Avec une journée de retard. C’est à cause des travaux dans ma rue, ils ont effacé le méridien et l’ont mal replacé, on ne s’y retrouve plus.
3 avril 1933 Survol de l’EverestLes Britanniques Clydescale, Mac Intyre et Blacker survolent le mont Everest pour la première fois, à bord d'un Westland Wapiti V modifié ("Wallace") immatriculé G-ACBR et un Westland PV-3 tirés par un moteur Bristol Pegasus de 525 cv, photographient le sommet du "Toit du Monde".

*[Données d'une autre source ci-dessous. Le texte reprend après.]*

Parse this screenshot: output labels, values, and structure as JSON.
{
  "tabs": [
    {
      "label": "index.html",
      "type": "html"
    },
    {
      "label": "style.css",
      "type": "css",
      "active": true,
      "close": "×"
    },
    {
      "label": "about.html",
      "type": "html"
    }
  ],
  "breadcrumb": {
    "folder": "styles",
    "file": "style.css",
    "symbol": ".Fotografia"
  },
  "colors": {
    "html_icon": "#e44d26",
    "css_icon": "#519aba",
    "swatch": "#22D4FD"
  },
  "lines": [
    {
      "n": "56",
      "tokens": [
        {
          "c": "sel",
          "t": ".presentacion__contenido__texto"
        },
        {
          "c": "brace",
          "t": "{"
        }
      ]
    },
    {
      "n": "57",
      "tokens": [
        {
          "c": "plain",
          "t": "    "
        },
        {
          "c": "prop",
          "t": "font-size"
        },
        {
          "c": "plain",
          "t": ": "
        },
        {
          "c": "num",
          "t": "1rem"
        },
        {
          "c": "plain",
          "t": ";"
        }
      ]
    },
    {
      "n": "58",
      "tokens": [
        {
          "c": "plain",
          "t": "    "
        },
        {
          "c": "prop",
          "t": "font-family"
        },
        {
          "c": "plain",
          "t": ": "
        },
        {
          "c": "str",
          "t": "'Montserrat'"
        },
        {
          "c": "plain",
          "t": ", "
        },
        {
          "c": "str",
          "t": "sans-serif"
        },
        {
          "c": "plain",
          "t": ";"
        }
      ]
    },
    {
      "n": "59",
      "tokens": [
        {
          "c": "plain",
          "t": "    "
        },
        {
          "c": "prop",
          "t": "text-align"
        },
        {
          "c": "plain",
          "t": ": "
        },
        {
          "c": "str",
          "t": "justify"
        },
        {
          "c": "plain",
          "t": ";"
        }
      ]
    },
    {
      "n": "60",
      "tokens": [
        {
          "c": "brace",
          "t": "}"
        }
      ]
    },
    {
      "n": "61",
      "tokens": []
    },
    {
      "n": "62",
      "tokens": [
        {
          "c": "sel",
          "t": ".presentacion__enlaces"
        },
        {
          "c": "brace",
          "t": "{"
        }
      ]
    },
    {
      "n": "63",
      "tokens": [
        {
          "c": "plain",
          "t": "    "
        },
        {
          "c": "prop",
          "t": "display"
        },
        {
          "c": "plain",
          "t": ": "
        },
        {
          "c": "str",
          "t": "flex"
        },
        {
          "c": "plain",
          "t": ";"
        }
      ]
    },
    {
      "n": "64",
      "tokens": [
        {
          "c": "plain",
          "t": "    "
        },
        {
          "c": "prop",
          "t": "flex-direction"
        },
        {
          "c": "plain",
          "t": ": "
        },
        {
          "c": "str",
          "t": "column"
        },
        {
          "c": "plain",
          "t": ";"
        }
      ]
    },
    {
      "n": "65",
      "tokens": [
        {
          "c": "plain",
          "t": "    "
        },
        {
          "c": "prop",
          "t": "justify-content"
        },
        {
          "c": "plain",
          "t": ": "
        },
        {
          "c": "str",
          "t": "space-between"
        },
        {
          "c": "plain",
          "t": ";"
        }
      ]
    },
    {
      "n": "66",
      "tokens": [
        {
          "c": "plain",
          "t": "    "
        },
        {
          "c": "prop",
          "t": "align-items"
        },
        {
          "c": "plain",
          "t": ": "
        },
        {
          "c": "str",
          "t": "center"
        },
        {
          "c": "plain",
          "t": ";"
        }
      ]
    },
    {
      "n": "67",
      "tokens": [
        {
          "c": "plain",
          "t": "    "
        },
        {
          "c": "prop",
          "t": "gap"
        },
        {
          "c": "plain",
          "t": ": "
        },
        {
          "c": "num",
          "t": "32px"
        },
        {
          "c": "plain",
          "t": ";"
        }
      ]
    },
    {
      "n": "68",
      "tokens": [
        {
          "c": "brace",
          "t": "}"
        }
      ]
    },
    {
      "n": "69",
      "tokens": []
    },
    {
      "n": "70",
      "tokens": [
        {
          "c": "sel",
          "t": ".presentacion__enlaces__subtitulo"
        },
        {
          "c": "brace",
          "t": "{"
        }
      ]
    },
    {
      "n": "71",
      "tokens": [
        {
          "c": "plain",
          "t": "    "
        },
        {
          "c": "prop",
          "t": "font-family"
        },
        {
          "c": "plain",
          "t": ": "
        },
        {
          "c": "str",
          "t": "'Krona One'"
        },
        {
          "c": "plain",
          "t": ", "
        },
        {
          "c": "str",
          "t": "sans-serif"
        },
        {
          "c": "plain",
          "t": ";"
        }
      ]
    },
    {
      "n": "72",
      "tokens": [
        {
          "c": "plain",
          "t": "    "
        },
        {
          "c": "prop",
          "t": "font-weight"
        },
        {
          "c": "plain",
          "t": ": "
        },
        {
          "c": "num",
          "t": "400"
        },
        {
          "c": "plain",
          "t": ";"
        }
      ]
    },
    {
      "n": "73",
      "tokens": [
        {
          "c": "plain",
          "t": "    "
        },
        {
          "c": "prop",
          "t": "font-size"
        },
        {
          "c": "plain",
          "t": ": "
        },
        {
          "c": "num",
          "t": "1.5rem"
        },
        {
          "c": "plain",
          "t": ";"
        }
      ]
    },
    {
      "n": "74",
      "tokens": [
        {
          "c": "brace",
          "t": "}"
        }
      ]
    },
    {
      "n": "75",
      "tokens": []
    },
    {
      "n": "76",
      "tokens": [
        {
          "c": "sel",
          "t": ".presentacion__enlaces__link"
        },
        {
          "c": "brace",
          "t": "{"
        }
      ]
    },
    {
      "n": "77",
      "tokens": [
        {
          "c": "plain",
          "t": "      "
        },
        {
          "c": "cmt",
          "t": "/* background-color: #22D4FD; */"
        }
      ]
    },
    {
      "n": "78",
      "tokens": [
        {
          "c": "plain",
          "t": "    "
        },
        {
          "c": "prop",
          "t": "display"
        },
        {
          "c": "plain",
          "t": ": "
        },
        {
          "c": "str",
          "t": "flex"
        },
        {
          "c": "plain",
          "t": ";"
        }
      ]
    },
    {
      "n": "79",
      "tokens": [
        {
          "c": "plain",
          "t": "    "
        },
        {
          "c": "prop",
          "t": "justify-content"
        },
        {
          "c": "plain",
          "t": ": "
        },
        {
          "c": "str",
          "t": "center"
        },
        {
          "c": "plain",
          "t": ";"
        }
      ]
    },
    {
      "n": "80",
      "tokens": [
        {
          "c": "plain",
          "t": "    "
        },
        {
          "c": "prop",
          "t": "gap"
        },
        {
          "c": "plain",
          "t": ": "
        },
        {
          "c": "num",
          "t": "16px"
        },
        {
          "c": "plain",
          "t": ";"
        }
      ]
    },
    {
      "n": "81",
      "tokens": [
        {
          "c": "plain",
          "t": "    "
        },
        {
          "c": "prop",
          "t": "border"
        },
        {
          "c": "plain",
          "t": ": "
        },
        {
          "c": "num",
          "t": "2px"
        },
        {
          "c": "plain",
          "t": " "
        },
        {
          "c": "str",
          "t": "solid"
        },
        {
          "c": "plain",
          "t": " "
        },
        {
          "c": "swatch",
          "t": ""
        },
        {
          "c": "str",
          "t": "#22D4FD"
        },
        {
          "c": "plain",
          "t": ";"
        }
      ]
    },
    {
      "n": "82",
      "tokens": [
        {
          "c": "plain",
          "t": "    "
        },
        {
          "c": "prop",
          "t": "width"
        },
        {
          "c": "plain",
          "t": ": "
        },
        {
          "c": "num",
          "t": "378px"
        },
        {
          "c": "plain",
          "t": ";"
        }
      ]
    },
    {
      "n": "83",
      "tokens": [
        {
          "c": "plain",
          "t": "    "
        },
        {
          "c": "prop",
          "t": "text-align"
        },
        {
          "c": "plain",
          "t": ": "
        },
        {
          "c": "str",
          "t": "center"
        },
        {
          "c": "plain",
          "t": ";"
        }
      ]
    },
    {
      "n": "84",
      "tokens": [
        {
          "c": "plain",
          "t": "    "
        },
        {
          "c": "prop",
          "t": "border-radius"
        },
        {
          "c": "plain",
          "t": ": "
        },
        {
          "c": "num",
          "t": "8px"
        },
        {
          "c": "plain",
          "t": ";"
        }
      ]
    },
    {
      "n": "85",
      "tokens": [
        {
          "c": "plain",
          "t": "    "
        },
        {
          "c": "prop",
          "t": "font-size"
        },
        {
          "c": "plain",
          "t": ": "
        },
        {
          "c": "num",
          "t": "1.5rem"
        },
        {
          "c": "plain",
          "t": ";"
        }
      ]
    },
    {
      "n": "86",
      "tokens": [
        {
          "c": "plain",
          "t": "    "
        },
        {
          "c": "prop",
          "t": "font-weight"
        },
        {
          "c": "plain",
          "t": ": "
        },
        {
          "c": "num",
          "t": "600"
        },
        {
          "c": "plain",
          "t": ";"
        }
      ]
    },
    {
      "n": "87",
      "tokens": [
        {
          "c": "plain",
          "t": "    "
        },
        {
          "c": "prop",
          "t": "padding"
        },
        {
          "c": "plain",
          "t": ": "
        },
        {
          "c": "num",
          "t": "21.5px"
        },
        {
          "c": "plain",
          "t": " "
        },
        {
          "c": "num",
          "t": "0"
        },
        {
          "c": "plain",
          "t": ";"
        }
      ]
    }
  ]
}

Après quatorze mois de préparatifs, les deux avions sont prêts et attendent que la météo leur soit favorable. Un équipement de chauffage électrique a spécialement été installé sur les deux appareils. Un générateur devra réchauffer les réservoirs d’oxygène et les combinaisons des pilotes et de leurs passagers photographes.
Partis de Purnea, ils ne survoleront l’Everest que quelques minutes car des vents de 190 km/h risquent de les déséquilibrer et les entraîner sur l’autre face de la montagne, couverte de nuages.
Voici le G-ACBR
3 avril 1934 : Maryse Hilsz réussit Paris-TokyoAviatrice française et parachutiste, elle effectua de nombreux raids, notamment Paris-Tananarive-Paris en 1932 puis Paris-Tokyo-Paris en 1934. Elle battit, à plusieurs reprises, des records d'altitude
Des risques insensés, des blessures, des atterrissages forcés, une mort cent fois narguée jusqu'à l'accident final de 1946 en service commandé : de raids intercontinentaux en records mondiaux d'altitude, Maryse Hilsz, résistante au sein du réseau Buckmaster, première femme à porter l'uniforme de l'armée de l'air, demeure la plus célèbre aviatrice d'avant-guerre.
Née avec le siècle, en 1901, issue d'une famille modeste qui avait quitté l'Alsace pour rester française, apprentie modiste en banlieue parisienne, elle découvre l'aviation de son balcon de Levallois-Perret en suivant du regard, le soir, les appareils militaires de Villacoublay qui regagnent leur base du Bourget. Sans diplôme, sans relations et naturellement sans argent, elle se lance dans l'acrobatie parachutiste, pour financer son brevet de pilote. Dès qu'elle s'envole, les exploits s'accumulent. Impétueuse, franche et forte en gueule, ne respectant que le talent et le courage, Maryse s'impose comme héroïne dans un univers d'hommes.

Maryse Hilsz entre dans la Résistance en 1941. Lors d'une de ses missions, elle fait un amerrissage forcé du côté d'Arsuz (Turquie).
En 1945, Charles Tillon, ministre de l’Air, décide de créer un corps de pilotes militaires féminins, à l’instar de l’URSS pendant la Seconde Guerre mondiale. De prestigieuses aviatrices sont alors recrutées : Maryse Bastié, Élisabeth Boselli, Élisabeth Lion ou encore Anne-Marie Imbrecq. Après un entraînement à Châteauroux, suivi d'un cycle d'études à Tours, elles sont toutes reçues. L'expérience du recrutement de femmes dans l'Armée de l'Air s'arrête toutefois en juillet 1946, avec le départ de Charles Tillon du gouvernement Félix Gouin.
En tête de liste des femmes pilotes admises dans l’armée de l’air, Maryse Hilsz est nommée sous-lieutenant et affectée au Groupe de liaisons aériennes ministérielles (GLAM).
Le 30 janvier 1946, victime du mauvais temps, elle s'écrase dans la région de Bourg-en-Bresse à bord de son Siebel 204 du GLAM. Maryse Hilsz périt dans l'accident.